Dentro de esta carrera por el control de la Death Note, quien finalmente triunfa es Estados Unidos tras ofertar una cifra irreal para el común de las personas. Me animo a decir que quien “utiliza” con criterio las reglas de la libreta es el mismo Trump, que decide privilegiar su vida, por más que eso implique no utilizarla. El mandatario estadounidense no necesita de una libreta para tener poder, ya que es él quien dirige el destino de la mayor potencia del planeta, y vemos en la reacción pasiva de los ciudadanos japoneses como ese poder es real. Si Japón, siendo la tercera economía global, está condicionada por China y Estados Unidos, ¿qué resta para Argentina teniendo en cuenta este contexto? El gobierno de Alberto Fernández heredó una deuda de US$ 44 000 millones de dólares de la anterior gestión, y las negociaciones con el Fondo Monetario Internacional implicarían menos dinero en áreas que mejorarían notoriamente en las condiciones de vida de los ciudadanos argentinos. Death Note remite a una problemática común para todos los países: la ausencia de autonomía y la dependencia.

No importa que Near pierda, no importa que Tanaka no sepa inglés, no importa que se invente una nueva regla para restringir el uso de la libreta. El foco está si o si en el contexto y en la nueva perspectiva de los autores que buscan dar su punto de vista sobre los desafíos de su nación en el concierto mundial. En cierto punto, la intencionalidad rememora a la de Héctor Germán Oesterheld en la segunda parte del Eternauta, en donde intentaba poner lo fantástico de su obra en segundo plano, para poder hablar de problemas reales y concretos. Los “Ellos” (principales antagonistas del Eternauta) del one-shot, a diferencia de la historieta de Oesterheld, tienen nombre: Estados Unidos y China.

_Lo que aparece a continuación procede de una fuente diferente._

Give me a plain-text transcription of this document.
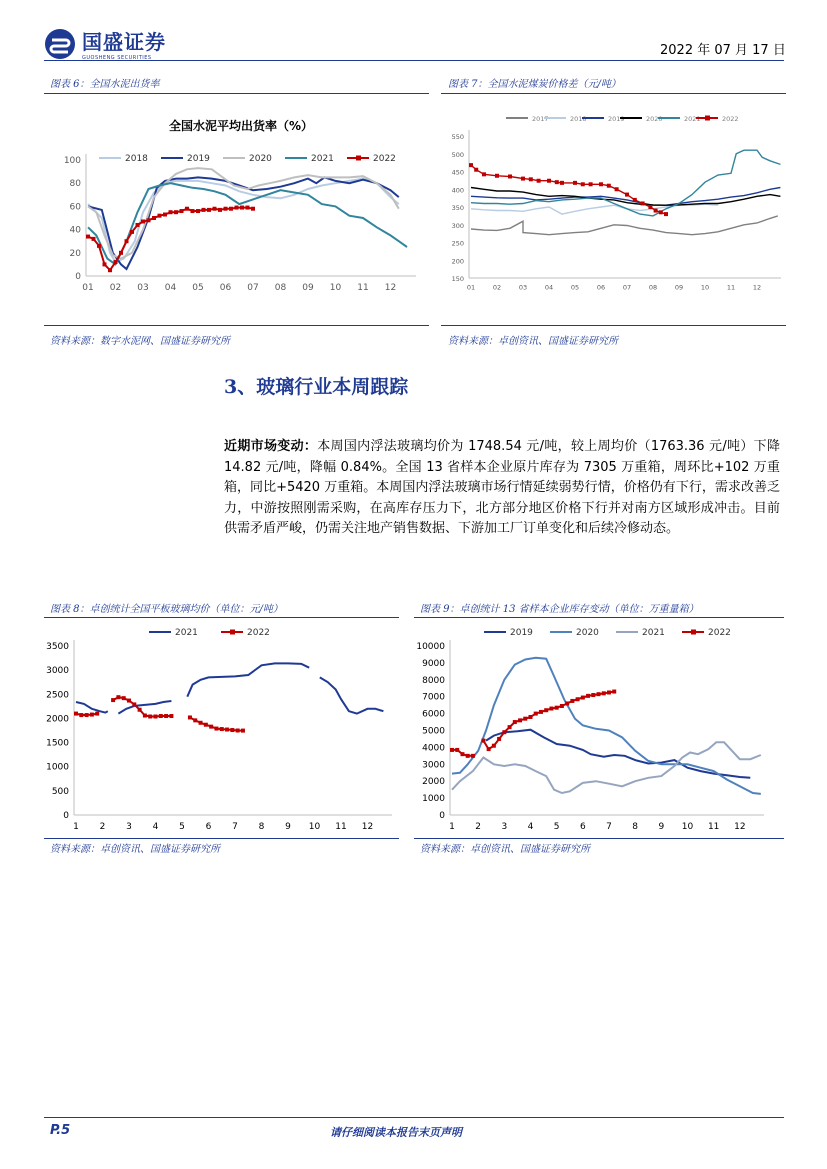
国盛证券
GUOSHENG SECURITIES	2022 年 07 月 17 日
图表 6：全国水泥出货率
全国水泥平均出货率（%）
0
20
40
60
80
100
01 02 03 04 05 06 07 08 09 10 11 12
2018	2019	2020	2021	2022
资料来源：数字水泥网、国盛证券研究所
图表 7：全国水泥煤炭价格差（元/吨）
150
200
250
300
350
400
450
500
550
01	02	03	04	05	06	07	08	09	10	11	12
2017	2018	2019	2020	2021	2022
资料来源：卓创资讯、国盛证券研究所
3、玻璃行业本周跟踪
近期市场变动：本周国内浮法玻璃均价为 1748.54 元/吨，较上周均价（1763.36 元/吨）下降 14.82 元/吨，降幅 0.84%。全国 13 省样本企业原片库存为 7305 万重箱，周环比+102 万重箱，同比+5420 万重箱。本周国内浮法玻璃市场行情延续弱势行情，价格仍有下行，需求改善乏力，中游按照刚需采购，在高库存压力下，北方部分地区价格下行并对南方区域形成冲击。目前供需矛盾严峻，仍需关注地产销售数据、下游加工厂订单变化和后续冷修动态。
图表 8：卓创统计全国平板玻璃均价（单位：元/吨）
0
500
1000
1500
2000
2500
3000
3500
1 2 3 4 5 6 7 8 9 10 11 12
2021	2022
资料来源：卓创资讯、国盛证券研究所
图表 9：卓创统计 13 省样本企业库存变动（单位：万重量箱）
0
1000
2000
3000
4000
5000
6000
7000
8000
9000
10000
1 2 3 4 5 6 7 8 9 10 11 12
2019	2020	2021	2022
资料来源：卓创资讯、国盛证券研究所
P.5	请仔细阅读本报告末页声明
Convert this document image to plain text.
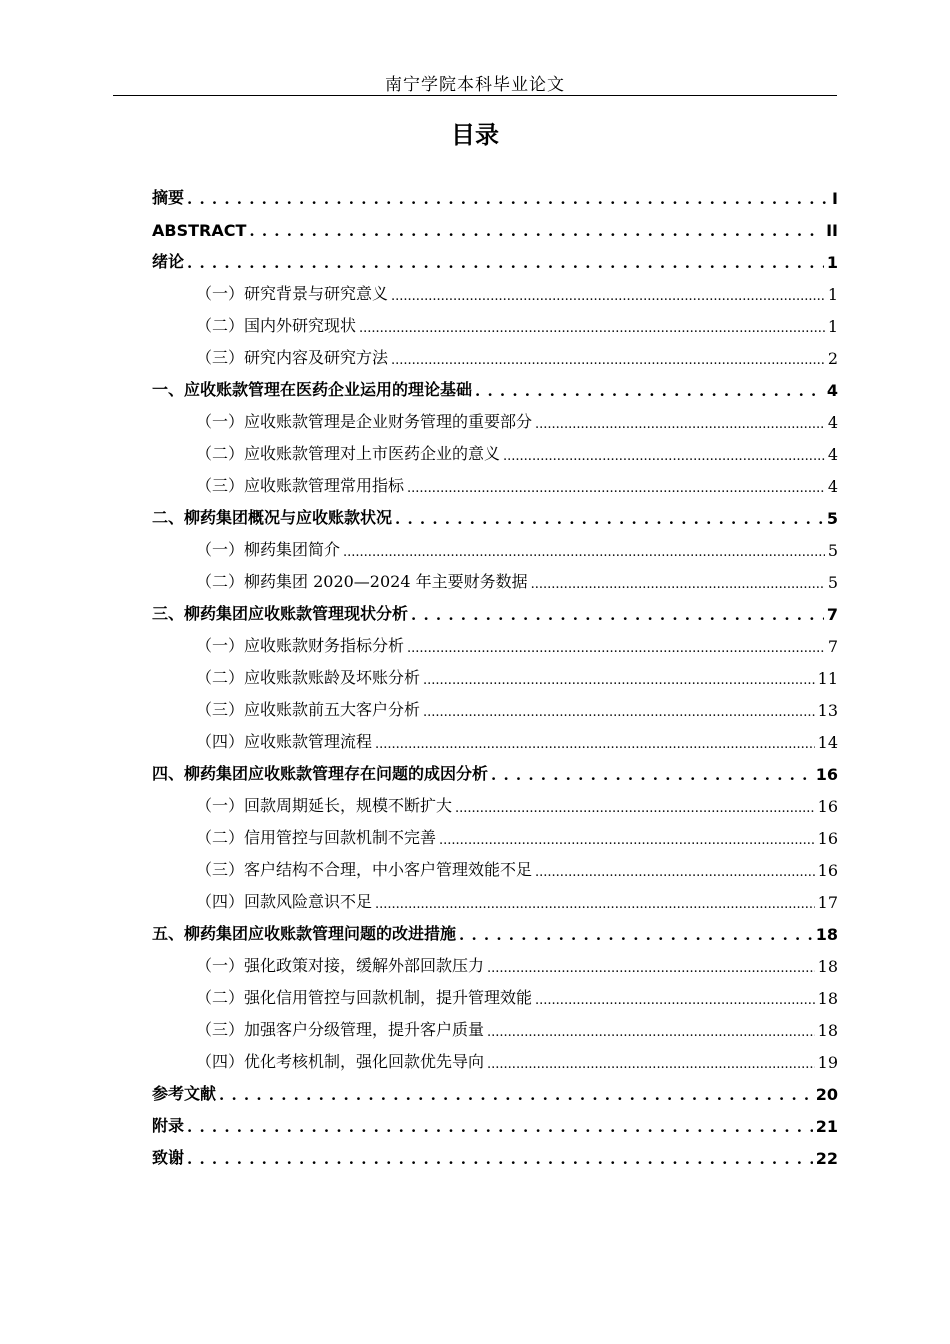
南宁学院本科毕业论文
目录
摘要 . . .	I
ABSTRACT . . .	II
绪论 . . .	1
（一）研究背景与研究意义 .....	1
（二）国内外研究现状 .....	1
（三）研究内容及研究方法 .....	2
一、应收账款管理在医药企业运用的理论基础 . . .	4
（一）应收账款管理是企业财务管理的重要部分 .....	4
（二）应收账款管理对上市医药企业的意义 .....	4
（三）应收账款管理常用指标 .....	4
二、柳药集团概况与应收账款状况 . . .	5
（一）柳药集团简介 .....	5
（二）柳药集团 2020—2024 年主要财务数据 .....	5
三、柳药集团应收账款管理现状分析 . . .	7
（一）应收账款财务指标分析 .....	7
（二）应收账款账龄及坏账分析 .....	11
（三）应收账款前五大客户分析 .....	13
（四）应收账款管理流程 .....	14
四、柳药集团应收账款管理存在问题的成因分析 . . .	16
（一）回款周期延长，规模不断扩大 .....	16
（二）信用管控与回款机制不完善 .....	16
（三）客户结构不合理，中小客户管理效能不足 .....	16
（四）回款风险意识不足 .....	17
五、柳药集团应收账款管理问题的改进措施 . . .	18
（一）强化政策对接，缓解外部回款压力 .....	18
（二）强化信用管控与回款机制，提升管理效能 .....	18
（三）加强客户分级管理，提升客户质量 .....	18
（四）优化考核机制，强化回款优先导向 .....	19
参考文献 . . .	20
附录 . . .	21
致谢 . . .	22
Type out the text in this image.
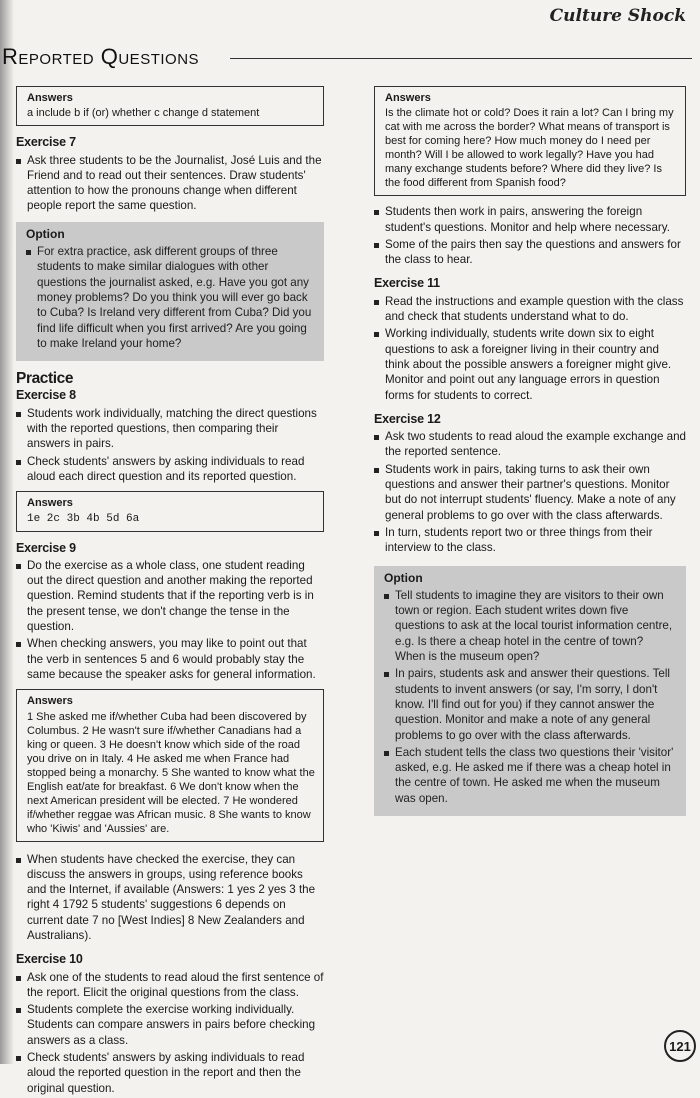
Culture Shock
Reported Questions
Answers
a include b if (or) whether c change d statement
Exercise 7
Ask three students to be the Journalist, José Luis and the Friend and to read out their sentences. Draw students' attention to how the pronouns change when different people report the same question.
Option
For extra practice, ask different groups of three students to make similar dialogues with other questions the journalist asked, e.g. Have you got any money problems? Do you think you will ever go back to Cuba? Is Ireland very different from Cuba? Did you find life difficult when you first arrived? Are you going to make Ireland your home?
Practice
Exercise 8
Students work individually, matching the direct questions with the reported questions, then comparing their answers in pairs.
Check students' answers by asking individuals to read aloud each direct question and its reported question.
Answers
1e 2c 3b 4b 5d 6a
Exercise 9
Do the exercise as a whole class, one student reading out the direct question and another making the reported question. Remind students that if the reporting verb is in the present tense, we don't change the tense in the question.
When checking answers, you may like to point out that the verb in sentences 5 and 6 would probably stay the same because the speaker asks for general information.
Answers
1 She asked me if/whether Cuba had been discovered by Columbus. 2 He wasn't sure if/whether Canadians had a king or queen. 3 He doesn't know which side of the road you drive on in Italy. 4 He asked me when France had stopped being a monarchy. 5 She wanted to know what the English eat/ate for breakfast. 6 We don't know when the next American president will be elected. 7 He wondered if/whether reggae was African music. 8 She wants to know who 'Kiwis' and 'Aussies' are.
When students have checked the exercise, they can discuss the answers in groups, using reference books and the Internet, if available (Answers: 1 yes 2 yes 3 the right 4 1792 5 students' suggestions 6 depends on current date 7 no [West Indies] 8 New Zealanders and Australians).
Exercise 10
Ask one of the students to read aloud the first sentence of the report. Elicit the original questions from the class.
Students complete the exercise working individually. Students can compare answers in pairs before checking answers as a class.
Check students' answers by asking individuals to read aloud the reported question in the report and then the original question.
Answers
Is the climate hot or cold? Does it rain a lot? Can I bring my cat with me across the border? What means of transport is best for coming here? How much money do I need per month? Will I be allowed to work legally? Have you had many exchange students before? Where did they live? Is the food different from Spanish food?
Students then work in pairs, answering the foreign student's questions. Monitor and help where necessary.
Some of the pairs then say the questions and answers for the class to hear.
Exercise 11
Read the instructions and example question with the class and check that students understand what to do.
Working individually, students write down six to eight questions to ask a foreigner living in their country and think about the possible answers a foreigner might give. Monitor and point out any language errors in question forms for students to correct.
Exercise 12
Ask two students to read aloud the example exchange and the reported sentence.
Students work in pairs, taking turns to ask their own questions and answer their partner's questions. Monitor but do not interrupt students' fluency. Make a note of any general problems to go over with the class afterwards.
In turn, students report two or three things from their interview to the class.
Option
Tell students to imagine they are visitors to their own town or region. Each student writes down five questions to ask at the local tourist information centre, e.g. Is there a cheap hotel in the centre of town? When is the museum open?
In pairs, students ask and answer their questions. Tell students to invent answers (or say, I'm sorry, I don't know. I'll find out for you) if they cannot answer the question. Monitor and make a note of any general problems to go over with the class afterwards.
Each student tells the class two questions their 'visitor' asked, e.g. He asked me if there was a cheap hotel in the centre of town. He asked me when the museum was open.
121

Pese a que se escribieron en tiempos diferentes, ambos tebeos coinciden en que vivir en un mundo donde los opresores imponen las reglas del juego, conlleva a que las personas deban readaptarse frente a las dificultades que se presentan el día a día.

Quienes buscaron una nueva batalla intelectual entre dos jóvenes brillantes seguramente se llevaron alguna que otra decepción. La obra de Ohba y Obata en 80 páginas nos invita a reflexionar sobre el presente y el valor de la vida. Ryuk concluye que no importa el uso que se le dé a la libreta, ya que todos los individuos, pese a su brillantez, acaban pereciendo. El recurso más importante con que cuenta una persona es su vida, y depende de él sacarle el máximo provecho durante su breve (como en el caso de ambos Kiras) o extensa (como se ejemplifica con Trump) estancia en este mundo. Frente a los problemas del presente no existen soluciones sobrenaturales como en el universo de Death Note. Pero si existen jóvenes como Tanaka que buscan generar un cambio positivo para el mundo que les rodea.